A cause du bruit, la justice annule la vente d'une maison et condamne le vendeur à verser 1 million d'euros aux acheteurs
Une maison de rêve qui est devenue leur pire cauchemar. Ce récit d'achat immobilier nous ramène en 2013. A cette époque, Monsieur et Madame Vasquez cherchent à faire l'acquisition d'un logement, non seulement pour y vivre mais également pour y fonder une famille. Leur choix se porte sur une grande maison individuelle située en banlieue parisienne dans un quartier particulièrement calme. Valeur de la propriété : 1 180 000 euros.
Après avoir effectué quelques visites, la vente de la maison est officiellement signée le 27 mars 2013. Cependant, une fois installé dans leur logement, le couple découvre le poteau rose. Leur propriété est mitoyenne d'un magasin de fruits et légumes qui reçoit ses livraisons, tous les jours, à 5h du matin. Notre couple est donc systématiquement réveillé dès l'aurore par le bruit des camions, des palettes et des monte-charges. En outre, les époux se plaignent des nuisances sonores générées par les chambres froides du primeur.
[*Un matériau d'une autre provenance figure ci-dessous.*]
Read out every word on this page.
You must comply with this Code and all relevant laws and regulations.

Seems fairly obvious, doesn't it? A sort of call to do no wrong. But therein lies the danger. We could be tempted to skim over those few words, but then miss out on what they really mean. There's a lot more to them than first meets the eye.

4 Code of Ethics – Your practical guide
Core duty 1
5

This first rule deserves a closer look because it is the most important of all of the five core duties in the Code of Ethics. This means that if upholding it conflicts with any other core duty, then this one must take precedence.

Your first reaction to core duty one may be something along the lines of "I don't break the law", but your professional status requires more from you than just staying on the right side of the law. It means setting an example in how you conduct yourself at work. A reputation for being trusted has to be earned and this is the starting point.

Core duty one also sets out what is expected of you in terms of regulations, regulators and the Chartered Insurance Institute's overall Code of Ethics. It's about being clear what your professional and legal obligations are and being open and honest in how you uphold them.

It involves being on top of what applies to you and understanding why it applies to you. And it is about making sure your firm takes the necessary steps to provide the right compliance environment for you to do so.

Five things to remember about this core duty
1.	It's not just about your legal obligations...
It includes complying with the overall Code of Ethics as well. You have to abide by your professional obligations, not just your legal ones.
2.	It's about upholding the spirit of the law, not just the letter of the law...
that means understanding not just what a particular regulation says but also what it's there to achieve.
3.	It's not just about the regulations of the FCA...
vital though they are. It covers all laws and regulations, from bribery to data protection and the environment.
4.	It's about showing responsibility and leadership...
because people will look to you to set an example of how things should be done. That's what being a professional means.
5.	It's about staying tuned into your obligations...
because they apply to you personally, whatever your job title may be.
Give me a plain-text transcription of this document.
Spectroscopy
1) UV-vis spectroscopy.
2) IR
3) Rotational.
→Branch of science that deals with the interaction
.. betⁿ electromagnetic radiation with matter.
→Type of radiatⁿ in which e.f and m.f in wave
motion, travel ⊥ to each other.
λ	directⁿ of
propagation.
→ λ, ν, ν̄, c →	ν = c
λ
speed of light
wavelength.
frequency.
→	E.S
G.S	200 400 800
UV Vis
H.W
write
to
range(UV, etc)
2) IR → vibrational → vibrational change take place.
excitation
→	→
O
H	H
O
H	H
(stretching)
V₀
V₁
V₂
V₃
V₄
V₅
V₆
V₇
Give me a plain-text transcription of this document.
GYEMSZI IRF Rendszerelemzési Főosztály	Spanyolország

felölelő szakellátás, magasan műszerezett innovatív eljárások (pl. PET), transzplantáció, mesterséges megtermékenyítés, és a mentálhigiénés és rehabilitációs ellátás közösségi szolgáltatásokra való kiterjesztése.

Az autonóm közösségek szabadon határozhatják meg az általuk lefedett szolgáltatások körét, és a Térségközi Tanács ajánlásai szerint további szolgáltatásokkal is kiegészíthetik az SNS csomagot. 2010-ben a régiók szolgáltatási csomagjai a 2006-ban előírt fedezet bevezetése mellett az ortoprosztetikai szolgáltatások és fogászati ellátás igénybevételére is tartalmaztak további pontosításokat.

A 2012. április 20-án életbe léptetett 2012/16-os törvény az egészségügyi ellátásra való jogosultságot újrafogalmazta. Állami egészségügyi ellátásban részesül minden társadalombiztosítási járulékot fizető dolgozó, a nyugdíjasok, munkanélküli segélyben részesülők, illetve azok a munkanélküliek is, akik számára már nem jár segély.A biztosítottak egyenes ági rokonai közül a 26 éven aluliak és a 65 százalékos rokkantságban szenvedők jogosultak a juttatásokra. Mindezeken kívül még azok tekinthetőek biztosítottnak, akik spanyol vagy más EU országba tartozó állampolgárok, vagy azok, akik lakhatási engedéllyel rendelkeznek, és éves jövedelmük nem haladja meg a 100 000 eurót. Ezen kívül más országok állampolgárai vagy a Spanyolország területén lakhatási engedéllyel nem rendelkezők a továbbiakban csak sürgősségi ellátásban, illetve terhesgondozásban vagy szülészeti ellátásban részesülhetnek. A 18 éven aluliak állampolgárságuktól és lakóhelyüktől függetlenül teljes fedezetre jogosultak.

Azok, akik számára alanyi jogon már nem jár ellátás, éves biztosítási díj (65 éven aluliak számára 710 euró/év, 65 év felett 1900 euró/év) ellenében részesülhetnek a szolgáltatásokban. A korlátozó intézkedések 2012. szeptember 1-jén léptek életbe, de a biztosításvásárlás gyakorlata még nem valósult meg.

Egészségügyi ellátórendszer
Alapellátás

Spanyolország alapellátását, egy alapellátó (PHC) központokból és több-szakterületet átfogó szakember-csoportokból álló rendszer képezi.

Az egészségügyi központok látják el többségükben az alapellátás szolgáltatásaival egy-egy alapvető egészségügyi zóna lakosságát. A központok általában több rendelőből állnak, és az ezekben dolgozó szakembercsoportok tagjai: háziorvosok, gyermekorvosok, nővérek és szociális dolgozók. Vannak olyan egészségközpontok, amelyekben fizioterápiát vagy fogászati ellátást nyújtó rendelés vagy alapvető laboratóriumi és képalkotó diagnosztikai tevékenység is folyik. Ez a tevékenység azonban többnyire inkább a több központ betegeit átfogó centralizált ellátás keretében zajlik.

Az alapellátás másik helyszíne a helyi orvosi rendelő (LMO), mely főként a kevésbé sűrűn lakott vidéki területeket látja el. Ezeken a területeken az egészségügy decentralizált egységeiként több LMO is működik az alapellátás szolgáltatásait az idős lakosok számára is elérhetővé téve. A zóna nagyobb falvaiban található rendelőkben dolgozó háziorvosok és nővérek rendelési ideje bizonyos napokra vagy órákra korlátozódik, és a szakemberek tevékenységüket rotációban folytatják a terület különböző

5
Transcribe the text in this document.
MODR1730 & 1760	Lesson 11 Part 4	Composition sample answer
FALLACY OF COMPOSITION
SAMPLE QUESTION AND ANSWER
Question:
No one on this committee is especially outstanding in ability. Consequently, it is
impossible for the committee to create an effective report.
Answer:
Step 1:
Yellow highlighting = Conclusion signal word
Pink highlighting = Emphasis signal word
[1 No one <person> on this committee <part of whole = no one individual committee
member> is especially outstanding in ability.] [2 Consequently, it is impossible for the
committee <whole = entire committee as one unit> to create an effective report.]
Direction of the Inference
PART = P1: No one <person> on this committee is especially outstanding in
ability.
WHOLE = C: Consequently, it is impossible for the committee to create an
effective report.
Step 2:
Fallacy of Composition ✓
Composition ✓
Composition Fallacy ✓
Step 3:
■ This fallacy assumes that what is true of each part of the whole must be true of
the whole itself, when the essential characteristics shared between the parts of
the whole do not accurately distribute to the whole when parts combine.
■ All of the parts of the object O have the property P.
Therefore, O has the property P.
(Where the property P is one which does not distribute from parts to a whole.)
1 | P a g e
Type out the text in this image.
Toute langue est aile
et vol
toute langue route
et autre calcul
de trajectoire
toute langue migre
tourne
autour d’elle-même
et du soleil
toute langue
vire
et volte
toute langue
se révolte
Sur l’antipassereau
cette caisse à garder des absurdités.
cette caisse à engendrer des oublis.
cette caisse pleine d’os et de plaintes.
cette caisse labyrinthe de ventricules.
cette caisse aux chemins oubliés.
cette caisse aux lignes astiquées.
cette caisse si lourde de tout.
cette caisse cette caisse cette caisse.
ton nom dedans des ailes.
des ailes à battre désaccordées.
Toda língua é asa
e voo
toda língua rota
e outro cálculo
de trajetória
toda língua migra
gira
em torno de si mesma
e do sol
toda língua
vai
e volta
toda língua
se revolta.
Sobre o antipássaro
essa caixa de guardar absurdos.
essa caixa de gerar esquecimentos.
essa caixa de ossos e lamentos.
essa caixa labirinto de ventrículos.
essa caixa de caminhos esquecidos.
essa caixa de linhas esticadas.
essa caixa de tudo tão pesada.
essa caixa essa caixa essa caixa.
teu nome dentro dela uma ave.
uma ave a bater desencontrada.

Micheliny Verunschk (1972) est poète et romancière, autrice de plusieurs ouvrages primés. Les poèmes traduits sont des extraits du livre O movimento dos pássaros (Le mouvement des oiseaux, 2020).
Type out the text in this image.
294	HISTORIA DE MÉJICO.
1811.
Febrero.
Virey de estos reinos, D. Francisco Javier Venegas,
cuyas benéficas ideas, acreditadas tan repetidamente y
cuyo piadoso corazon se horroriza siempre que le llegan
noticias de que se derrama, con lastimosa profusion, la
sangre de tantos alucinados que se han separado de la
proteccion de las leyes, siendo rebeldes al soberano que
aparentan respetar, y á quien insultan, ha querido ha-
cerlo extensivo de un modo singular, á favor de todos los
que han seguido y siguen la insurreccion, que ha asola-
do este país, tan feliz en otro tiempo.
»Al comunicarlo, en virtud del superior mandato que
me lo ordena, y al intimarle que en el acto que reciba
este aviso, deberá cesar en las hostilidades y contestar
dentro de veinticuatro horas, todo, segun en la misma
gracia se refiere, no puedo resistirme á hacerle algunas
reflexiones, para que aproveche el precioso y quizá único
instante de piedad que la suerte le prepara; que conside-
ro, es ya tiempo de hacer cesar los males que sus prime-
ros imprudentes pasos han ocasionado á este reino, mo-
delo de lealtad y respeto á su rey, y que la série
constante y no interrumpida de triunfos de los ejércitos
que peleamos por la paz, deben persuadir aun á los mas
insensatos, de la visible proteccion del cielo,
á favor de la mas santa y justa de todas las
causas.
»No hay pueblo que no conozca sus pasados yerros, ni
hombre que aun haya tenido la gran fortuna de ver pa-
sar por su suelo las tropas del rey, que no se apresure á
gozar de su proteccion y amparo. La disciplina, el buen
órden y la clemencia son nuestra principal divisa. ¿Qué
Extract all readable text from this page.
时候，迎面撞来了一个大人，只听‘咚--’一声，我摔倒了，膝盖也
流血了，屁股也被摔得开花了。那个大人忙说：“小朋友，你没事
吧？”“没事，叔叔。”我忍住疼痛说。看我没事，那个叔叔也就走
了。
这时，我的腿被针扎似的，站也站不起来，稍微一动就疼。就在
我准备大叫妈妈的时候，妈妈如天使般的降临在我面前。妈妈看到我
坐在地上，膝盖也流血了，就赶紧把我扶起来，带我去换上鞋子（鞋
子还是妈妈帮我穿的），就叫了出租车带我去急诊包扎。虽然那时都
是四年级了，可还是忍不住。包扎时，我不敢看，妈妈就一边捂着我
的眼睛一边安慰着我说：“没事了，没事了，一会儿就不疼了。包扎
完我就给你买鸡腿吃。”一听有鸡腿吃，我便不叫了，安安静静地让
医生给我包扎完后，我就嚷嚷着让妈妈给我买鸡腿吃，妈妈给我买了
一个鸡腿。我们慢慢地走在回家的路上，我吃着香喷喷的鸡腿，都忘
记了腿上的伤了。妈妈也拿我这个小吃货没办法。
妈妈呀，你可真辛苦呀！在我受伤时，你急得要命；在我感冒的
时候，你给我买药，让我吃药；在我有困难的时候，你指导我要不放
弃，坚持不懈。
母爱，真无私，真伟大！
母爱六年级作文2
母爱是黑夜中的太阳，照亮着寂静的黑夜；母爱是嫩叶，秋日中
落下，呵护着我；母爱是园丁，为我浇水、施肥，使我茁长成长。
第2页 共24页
Ils effectuent des travaux d'isolation dans leur logement, mais rien n'y fait. Après de nombreuses plaintes, le service communal d'hygiène et de santé de la ville (SCHS), lance une étude acoustique au sein du logement des Vasquez. Le bureau d'étude constate effectivement des bruits perceptibles dans toutes les pièces de la maison, atteignant parfois jusqu'à 36 décibels, alors que le Code de la santé publique fixe la limite légale à 5 décibels le jour et 3 décibels la nuit.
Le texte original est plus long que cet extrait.